濱野:一昔前は大学での研究というと形式が決まっていたように思いますが、今では大学発のベンチャーも出ていますし、研究・開発も多様化しています。

もとを辿れば2008年〜14年に、JST ERATO 岡ノ谷情動情報プロジェクト内の音楽サブグループで古川先生(coton顧問、東京芸大教授)たちと音楽情動の研究を行ったことが、soundtopeの元となるシステムの開発を始めるきっかけになっているんです。
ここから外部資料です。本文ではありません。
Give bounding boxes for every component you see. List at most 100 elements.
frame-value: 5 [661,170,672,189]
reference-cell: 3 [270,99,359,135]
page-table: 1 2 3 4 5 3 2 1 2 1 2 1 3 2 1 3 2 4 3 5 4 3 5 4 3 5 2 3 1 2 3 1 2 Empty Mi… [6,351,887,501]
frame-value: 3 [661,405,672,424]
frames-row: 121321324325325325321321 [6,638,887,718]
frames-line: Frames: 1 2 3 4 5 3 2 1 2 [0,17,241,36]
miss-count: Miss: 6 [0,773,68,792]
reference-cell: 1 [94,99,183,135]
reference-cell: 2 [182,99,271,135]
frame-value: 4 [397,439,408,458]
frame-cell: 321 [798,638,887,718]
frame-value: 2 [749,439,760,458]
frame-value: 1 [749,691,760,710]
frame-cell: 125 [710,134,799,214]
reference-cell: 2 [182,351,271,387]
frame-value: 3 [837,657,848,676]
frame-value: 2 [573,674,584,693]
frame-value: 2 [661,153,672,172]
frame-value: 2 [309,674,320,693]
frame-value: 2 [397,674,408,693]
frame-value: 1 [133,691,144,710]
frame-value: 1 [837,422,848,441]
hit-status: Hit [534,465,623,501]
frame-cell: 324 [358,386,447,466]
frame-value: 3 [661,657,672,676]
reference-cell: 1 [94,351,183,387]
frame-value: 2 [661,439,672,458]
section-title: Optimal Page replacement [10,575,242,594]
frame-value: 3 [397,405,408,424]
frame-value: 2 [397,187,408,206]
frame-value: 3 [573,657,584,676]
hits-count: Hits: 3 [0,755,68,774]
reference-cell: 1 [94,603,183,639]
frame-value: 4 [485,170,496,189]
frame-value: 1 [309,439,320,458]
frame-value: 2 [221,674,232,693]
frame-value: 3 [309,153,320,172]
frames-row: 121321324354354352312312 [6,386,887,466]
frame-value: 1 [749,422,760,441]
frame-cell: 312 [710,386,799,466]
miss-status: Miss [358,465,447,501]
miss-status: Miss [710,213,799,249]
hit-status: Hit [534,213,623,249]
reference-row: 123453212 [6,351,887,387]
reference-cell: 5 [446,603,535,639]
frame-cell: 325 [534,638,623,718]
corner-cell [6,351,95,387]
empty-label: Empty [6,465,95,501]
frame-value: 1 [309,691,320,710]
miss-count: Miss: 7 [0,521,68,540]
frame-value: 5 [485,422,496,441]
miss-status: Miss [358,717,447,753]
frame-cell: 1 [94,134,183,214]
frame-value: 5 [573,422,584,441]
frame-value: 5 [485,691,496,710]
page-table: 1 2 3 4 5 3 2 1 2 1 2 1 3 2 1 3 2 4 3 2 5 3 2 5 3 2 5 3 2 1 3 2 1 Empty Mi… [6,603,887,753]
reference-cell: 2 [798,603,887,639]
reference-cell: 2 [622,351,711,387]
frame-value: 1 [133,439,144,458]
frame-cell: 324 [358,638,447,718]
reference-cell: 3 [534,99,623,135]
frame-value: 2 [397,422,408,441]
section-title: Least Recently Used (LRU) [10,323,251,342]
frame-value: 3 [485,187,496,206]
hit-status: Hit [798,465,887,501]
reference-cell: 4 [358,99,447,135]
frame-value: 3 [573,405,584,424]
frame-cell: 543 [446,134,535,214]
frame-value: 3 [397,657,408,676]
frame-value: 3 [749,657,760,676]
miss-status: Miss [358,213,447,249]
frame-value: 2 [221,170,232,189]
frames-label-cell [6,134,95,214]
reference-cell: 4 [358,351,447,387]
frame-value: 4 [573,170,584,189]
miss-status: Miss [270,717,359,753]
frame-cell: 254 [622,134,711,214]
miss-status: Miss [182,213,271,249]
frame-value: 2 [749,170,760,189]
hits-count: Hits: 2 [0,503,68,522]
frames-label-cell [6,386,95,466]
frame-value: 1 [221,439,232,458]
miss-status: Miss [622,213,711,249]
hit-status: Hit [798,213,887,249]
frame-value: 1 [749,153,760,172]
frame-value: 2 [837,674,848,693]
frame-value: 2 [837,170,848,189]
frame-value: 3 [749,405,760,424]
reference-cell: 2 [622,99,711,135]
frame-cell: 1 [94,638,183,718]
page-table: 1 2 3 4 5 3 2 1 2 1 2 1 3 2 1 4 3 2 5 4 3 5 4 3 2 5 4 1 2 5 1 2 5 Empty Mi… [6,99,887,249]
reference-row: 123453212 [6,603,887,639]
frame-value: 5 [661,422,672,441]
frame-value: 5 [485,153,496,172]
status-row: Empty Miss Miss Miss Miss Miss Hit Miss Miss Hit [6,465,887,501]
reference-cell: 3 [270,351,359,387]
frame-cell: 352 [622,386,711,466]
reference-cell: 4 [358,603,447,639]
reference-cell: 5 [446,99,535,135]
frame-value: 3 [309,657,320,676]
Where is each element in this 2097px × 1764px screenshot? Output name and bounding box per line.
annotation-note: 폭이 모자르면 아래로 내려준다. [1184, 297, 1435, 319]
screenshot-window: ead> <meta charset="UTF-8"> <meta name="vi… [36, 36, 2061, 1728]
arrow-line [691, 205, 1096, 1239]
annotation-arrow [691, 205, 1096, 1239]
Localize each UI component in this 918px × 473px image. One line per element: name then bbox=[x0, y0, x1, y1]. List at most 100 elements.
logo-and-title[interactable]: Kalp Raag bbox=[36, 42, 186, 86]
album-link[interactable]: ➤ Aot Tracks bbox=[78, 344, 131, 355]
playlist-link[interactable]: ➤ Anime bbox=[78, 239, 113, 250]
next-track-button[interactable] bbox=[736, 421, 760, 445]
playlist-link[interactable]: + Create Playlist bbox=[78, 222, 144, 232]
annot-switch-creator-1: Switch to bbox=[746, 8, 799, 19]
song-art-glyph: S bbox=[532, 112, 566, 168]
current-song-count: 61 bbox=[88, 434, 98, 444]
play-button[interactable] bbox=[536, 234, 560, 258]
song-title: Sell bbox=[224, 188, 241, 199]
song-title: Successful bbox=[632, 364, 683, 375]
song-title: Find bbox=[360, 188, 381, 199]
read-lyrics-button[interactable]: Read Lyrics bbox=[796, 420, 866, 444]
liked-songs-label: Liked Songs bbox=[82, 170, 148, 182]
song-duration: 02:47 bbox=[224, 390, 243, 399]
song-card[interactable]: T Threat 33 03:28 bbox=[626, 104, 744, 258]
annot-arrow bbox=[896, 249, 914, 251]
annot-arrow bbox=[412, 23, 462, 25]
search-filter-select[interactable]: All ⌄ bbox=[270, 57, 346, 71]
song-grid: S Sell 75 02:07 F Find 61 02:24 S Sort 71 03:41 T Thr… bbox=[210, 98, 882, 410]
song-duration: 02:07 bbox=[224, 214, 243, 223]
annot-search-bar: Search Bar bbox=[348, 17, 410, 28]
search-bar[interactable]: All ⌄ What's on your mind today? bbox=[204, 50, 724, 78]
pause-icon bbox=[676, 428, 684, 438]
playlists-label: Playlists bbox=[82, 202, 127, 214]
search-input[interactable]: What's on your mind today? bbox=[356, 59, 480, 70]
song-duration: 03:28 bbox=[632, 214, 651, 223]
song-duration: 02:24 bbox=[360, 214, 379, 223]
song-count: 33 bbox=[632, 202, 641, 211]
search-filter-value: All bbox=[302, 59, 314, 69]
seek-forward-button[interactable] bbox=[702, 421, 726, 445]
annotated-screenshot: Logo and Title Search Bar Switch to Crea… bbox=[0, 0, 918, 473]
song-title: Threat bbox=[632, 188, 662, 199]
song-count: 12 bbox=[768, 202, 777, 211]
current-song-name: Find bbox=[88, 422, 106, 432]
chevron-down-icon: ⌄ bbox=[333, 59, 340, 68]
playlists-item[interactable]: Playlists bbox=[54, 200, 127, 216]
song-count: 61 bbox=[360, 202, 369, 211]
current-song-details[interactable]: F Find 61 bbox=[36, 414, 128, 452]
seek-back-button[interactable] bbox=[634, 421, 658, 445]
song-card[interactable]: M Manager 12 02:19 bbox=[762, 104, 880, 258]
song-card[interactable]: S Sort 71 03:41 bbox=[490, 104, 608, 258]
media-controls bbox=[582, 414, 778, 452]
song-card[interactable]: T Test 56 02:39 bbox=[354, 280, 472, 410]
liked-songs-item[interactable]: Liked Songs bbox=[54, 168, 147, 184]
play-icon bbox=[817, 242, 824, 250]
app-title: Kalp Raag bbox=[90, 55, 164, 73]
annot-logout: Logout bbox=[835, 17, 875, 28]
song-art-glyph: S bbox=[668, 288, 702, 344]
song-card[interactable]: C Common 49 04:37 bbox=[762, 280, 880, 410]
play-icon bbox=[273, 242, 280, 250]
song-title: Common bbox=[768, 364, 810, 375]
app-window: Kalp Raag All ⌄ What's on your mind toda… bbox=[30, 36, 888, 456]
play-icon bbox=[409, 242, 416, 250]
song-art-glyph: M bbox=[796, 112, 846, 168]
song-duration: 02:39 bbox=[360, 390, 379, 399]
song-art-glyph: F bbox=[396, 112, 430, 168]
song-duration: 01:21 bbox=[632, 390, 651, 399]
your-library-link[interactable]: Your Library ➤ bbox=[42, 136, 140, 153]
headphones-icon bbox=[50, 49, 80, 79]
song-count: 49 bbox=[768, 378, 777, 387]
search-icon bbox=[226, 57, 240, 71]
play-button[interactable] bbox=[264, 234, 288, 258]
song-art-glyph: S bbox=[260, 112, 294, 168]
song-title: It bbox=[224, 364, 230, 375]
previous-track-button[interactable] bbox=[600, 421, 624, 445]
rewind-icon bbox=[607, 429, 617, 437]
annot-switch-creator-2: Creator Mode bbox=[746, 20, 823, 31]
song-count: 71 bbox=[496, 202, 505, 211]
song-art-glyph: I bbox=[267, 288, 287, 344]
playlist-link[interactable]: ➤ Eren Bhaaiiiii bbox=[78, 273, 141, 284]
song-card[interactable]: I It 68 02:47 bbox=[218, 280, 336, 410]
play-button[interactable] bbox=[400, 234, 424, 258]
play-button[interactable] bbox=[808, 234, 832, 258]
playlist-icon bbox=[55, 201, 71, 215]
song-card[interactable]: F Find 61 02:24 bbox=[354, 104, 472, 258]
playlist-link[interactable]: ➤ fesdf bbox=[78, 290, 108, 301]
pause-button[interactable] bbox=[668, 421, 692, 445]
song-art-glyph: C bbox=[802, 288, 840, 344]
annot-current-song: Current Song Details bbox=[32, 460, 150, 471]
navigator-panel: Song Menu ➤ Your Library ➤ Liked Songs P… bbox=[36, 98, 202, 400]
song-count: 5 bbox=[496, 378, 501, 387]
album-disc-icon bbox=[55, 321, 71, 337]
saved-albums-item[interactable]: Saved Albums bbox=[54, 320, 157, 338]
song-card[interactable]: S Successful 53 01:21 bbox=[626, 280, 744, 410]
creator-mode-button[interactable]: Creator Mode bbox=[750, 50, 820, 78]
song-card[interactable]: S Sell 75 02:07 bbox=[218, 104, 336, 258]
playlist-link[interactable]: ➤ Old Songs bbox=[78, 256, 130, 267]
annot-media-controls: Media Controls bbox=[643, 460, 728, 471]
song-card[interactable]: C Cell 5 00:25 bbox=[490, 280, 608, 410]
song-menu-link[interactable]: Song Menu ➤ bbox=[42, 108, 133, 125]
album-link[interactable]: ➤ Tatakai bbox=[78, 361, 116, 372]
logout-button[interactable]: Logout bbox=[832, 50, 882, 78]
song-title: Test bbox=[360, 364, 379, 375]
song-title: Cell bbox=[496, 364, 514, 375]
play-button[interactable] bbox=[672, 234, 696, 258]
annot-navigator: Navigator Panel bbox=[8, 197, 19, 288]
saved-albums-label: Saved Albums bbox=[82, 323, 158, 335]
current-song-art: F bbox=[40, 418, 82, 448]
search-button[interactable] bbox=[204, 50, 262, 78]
coton創業から2年が経ちましたが、当初思いもよらなかった企業から引き合いがあったり、打ち合わせが進んでいたり、企業だけでなく、社会全般の音に対する関心の高まりを感じています。
私としてはcotonがビジネスとして成功することで、新しい音楽の楽しみ方や、今までになかった音楽文化の形成に貢献するなど、よりダイレクトに社会に影響を与えることができたらと思っています。

ー 今日はありがとうございました!

濵野 峻行 coton最高技術責任者、東京藝術大学/国立音楽大学 非常勤講師

国立音楽大学音楽文化デザイン学科卒業。オランダ王立音楽院ソノロジー研究科修士課程修了。2014年まで科学技術振興機構ERATO岡ノ谷情動情報プロジェクト研究員(理化学研究所脳科学総合研究センター客員研究員と兼任)。東京芸術大学大学院美術研究科後期博士課程修了。これまで玉川大学、国立音楽大学、東京芸術大学で非常勤講師を務める。先端芸術音楽創作学会運営委員。作曲、コンピュータ音楽、画像処理、生体信号解析、ソフトウェアエンジニアリングを学ぶ。インタラクティブなパフォーマンスやインスタレーション作品を制作し、国内外で研究発表を行う。また音楽やメディアアートのための創作システム開発のほか、開発マネージメント、ICT・プログラミング教育活動も行う。